10e chambre: instants d'audiences : L'humanité
Cinéma

10e chambre: instants d’audiences : L’humanité

10e chambre: instants d’audiences, de Raymond Depardon, présente 12 hommes et femmes face à la justice. La vérité, toute la vérité, rien que la vérité.

Dans Les Justes, Karina Goma et Stéphane Thibault sondaient l’opinion générale sur la justice en donnant la parole à trois rentiers hantant les couloirs des palais de justice. Simple et direct, ce documentaire nous amenait à nous demander ce qui rendait l’exercice de la loi si fascinant aux yeux des badauds. Soif de justice, goût du sensationnalisme ou pur voyeurisme? Avec 10e chambre: instants d’audiences, c’est au tour du spectateur lui-même de se repaître avec avidité du théâtre de la cour et de tenter d’y trouver une réponse.

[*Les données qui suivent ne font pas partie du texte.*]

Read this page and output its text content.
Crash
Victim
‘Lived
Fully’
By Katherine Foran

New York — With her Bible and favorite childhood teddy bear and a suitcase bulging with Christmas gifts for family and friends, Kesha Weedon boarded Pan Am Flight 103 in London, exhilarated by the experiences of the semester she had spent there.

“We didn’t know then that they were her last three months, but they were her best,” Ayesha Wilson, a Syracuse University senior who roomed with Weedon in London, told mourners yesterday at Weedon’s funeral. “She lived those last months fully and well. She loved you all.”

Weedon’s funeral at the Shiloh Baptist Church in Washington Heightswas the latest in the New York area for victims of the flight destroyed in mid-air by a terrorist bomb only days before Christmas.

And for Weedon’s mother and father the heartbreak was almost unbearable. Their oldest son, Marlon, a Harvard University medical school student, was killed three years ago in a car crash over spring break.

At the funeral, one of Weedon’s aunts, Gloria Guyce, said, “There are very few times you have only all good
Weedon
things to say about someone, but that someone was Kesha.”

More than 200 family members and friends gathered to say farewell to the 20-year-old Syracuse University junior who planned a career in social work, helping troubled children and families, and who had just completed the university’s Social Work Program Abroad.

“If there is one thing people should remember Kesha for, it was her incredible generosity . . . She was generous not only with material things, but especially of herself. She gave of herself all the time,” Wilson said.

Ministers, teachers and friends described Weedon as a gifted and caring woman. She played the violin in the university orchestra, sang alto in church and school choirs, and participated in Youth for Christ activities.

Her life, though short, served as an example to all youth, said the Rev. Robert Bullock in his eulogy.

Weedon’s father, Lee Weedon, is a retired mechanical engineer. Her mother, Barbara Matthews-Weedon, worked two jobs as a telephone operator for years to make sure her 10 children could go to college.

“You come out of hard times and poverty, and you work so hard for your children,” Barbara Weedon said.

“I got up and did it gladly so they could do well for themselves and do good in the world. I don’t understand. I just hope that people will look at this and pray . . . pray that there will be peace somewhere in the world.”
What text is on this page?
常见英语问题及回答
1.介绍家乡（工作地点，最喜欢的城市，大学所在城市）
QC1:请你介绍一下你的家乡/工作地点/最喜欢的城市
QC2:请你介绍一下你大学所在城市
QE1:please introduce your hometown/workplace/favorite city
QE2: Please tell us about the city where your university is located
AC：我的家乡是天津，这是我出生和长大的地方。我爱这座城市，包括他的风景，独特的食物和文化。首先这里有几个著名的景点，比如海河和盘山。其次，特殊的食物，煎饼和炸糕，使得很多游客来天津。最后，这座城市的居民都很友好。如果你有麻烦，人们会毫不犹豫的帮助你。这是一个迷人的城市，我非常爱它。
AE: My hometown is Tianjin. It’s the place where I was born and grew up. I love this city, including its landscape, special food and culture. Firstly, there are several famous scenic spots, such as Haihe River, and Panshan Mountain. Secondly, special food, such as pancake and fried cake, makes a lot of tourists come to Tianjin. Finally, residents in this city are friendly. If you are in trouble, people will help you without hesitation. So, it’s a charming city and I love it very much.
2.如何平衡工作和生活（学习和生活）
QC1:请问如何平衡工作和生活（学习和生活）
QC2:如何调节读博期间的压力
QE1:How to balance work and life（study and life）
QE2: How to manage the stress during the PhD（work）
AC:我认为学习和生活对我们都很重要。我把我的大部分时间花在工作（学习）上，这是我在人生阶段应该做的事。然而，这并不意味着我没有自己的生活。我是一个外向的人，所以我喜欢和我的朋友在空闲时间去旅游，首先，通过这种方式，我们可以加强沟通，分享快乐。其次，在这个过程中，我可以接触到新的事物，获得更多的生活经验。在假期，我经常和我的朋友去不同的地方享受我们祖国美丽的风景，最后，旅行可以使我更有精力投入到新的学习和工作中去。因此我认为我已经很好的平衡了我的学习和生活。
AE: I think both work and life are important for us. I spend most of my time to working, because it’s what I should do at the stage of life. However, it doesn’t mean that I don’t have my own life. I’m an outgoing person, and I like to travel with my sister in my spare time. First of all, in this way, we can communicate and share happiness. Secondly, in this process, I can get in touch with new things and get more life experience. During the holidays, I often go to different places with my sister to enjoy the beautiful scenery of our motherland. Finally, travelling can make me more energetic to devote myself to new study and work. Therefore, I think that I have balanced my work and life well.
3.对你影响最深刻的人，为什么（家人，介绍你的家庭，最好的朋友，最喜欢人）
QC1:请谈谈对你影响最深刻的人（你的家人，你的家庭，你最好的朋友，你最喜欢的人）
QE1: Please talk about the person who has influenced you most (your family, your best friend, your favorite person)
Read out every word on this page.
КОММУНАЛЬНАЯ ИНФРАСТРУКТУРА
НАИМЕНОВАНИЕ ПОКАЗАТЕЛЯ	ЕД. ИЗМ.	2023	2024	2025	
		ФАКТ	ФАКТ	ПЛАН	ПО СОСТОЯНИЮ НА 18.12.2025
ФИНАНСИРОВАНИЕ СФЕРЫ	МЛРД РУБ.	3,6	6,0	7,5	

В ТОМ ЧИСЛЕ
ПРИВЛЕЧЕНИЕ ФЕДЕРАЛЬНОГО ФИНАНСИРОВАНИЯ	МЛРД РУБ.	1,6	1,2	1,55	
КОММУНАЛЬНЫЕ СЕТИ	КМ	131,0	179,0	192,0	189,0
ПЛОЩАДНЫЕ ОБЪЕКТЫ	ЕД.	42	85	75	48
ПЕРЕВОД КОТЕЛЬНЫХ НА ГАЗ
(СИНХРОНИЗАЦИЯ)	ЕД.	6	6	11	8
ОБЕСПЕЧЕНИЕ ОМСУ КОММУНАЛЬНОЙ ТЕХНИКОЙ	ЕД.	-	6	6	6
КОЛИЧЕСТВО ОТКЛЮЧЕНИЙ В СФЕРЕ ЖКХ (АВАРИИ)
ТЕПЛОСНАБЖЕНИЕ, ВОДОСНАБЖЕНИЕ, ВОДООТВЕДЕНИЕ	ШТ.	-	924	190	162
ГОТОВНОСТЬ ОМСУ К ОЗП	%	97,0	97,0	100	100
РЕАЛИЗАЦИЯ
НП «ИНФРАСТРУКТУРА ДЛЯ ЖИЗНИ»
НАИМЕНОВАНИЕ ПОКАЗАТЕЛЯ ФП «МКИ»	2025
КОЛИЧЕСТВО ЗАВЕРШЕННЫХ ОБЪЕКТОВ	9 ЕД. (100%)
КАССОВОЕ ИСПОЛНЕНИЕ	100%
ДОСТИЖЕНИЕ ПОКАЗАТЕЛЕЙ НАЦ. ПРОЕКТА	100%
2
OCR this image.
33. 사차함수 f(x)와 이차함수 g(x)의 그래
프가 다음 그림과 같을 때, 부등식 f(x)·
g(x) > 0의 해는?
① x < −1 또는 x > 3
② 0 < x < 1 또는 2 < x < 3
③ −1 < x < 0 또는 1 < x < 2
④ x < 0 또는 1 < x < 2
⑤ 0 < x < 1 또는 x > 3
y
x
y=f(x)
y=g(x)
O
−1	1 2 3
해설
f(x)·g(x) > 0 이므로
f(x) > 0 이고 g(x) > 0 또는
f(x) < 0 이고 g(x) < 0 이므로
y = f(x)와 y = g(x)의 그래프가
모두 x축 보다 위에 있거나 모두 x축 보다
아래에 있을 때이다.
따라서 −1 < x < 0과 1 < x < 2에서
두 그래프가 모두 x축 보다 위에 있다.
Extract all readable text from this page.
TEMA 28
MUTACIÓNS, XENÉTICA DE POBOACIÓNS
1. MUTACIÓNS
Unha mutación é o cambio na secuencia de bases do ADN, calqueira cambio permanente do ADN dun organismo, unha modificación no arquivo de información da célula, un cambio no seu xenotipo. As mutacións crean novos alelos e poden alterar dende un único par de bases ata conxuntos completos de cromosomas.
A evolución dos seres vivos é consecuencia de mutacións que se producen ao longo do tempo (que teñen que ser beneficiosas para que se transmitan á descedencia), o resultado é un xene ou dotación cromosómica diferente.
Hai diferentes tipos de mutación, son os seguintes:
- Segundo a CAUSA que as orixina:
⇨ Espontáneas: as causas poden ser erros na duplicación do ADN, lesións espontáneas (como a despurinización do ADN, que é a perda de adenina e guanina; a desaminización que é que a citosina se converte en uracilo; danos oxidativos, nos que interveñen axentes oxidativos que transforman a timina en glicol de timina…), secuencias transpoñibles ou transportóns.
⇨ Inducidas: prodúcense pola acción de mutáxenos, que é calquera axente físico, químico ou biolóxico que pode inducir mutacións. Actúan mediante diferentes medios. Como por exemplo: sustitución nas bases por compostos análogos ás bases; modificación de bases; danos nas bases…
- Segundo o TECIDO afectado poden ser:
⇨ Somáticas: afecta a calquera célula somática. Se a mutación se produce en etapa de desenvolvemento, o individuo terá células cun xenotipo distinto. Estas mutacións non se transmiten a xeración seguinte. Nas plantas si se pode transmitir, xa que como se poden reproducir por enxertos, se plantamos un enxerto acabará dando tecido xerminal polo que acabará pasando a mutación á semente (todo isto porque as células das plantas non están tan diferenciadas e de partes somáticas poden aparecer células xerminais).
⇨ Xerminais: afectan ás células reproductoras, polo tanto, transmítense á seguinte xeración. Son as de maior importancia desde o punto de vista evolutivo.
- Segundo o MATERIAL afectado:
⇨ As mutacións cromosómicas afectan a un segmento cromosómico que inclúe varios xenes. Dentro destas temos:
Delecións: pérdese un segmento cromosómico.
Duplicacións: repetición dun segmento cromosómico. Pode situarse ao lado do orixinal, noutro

Dix ans après Délits flagrants, où il présentait la comparution de 14 personnes accusées de délinquance mineure, Raymond Depardon (La Captive du désert) récidive avec un documentaire tout aussi fascinant qui, bien plus que de lever le voile sur les forces et les failles du système judiciaire français, dévoile la vraie nature de l’homme dans toute sa splendeur – et sa laideur. Du port d’arme illégal au trafic de drogue, les causes entendues comportent tantôt de purs moments cocasses, tantôt de grands moments troublants.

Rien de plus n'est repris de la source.